Новая военная твердыня, нареченная городом величия — Севастополем — выросла, как бельмо, в глазу Европы. Над банками, рынками и товарными складами Запада вновь повисал темный ужас азиатского нашествия и погрома. Искусственные узы Священного союза, связавшие в начале века Запад с Россией, во имя защиты монархического принципа от покушений черни, были разорваны по воле банков и бирж. Монархи перестали быть ценным имуществом, ради которого стоило помогать росту восточного великана.
Бесцеремонная десница Николая Первого, на пальцах которой, вместо ногтей, росли трехгранные русские штыки, слишком самовластительно вторгалась в Европу через границы. Судьба Венгрии, где надежды молодой революционной буржуазии были растоптаны без остатка в течение нескольких месяцев коваными каблуками русской пехоты, заставила Европу призадуматься над будущим. Европейский жандарм вырос из сшитого ему девятнадцатым веком мундира, и его распирало, как тесто.
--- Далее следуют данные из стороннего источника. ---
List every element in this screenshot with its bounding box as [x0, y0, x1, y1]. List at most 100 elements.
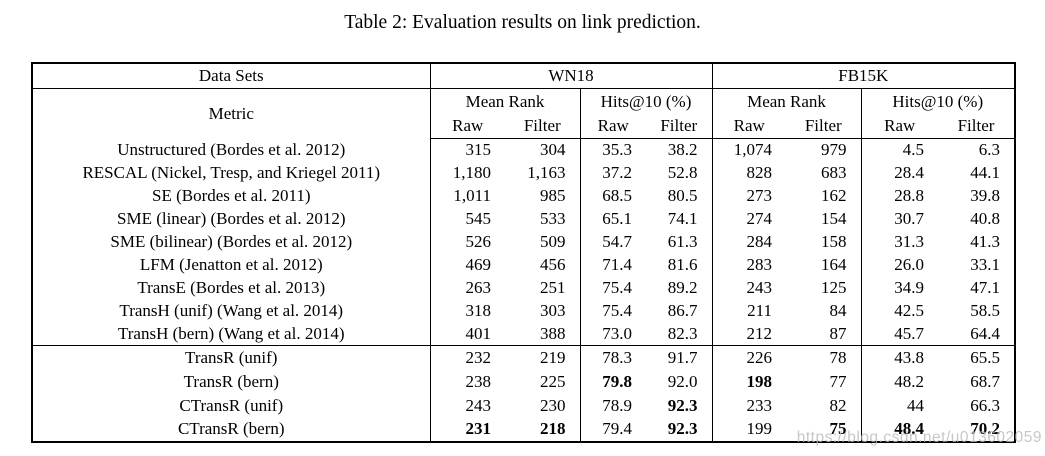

Нужно было поставить его на место, убрать с позиции, которую он занял не по чину.
И когда самодержавная десница потянулась через море, к малоазийским берегам, закрывая пятерней дорогу банкирам наполеоновской Франции, Европа ударила по этой руке соединенным оружием коалиции. Стремительный разгром турецкого флота под Синопом, произведенный черноморским флотом, которым командовали единственные за всю историю русской морской силы боевые и талантливые адмиралы, не испугал коалицию. Ее силы, в сопровождении огромного количества судов, вошли в Эвксинский Понт. Они не обладали ни стратегическим уменьем, ни особым героизмом, эти силы. Они давили количеством — излюбленным боевым оружием Англии на море. И давили техникой. Винтовые увертливые пароходы против громоздких трехдечных посудин, обреченных быть игралищем ветров. Бомбические орудия против допотопных чугунных пушек, нарезные штуцера против кремневых ружей средневековья. Впервые в истории войн обнаружилось разительное преимущество новейшего оружия. Не военная сила коалиции била военную силу России. Машина била дубину: в военную игру входил новый элемент — капиталистическая индустрия — против феодальной кустарщины.
И город величия — Севастополь — постигла судьба его предшественника Херсонеса. Войска коалиции обратили его в груду дымных развалин. По условиям мира, Российская империя лишилась права восстанавливать укрепления и держать флот. Мечтам о Византии, о наследии Восточноримской империи, венским трактатом был нанесен сокрушительный удар, на завоевательный пыл наложен долгий запрет.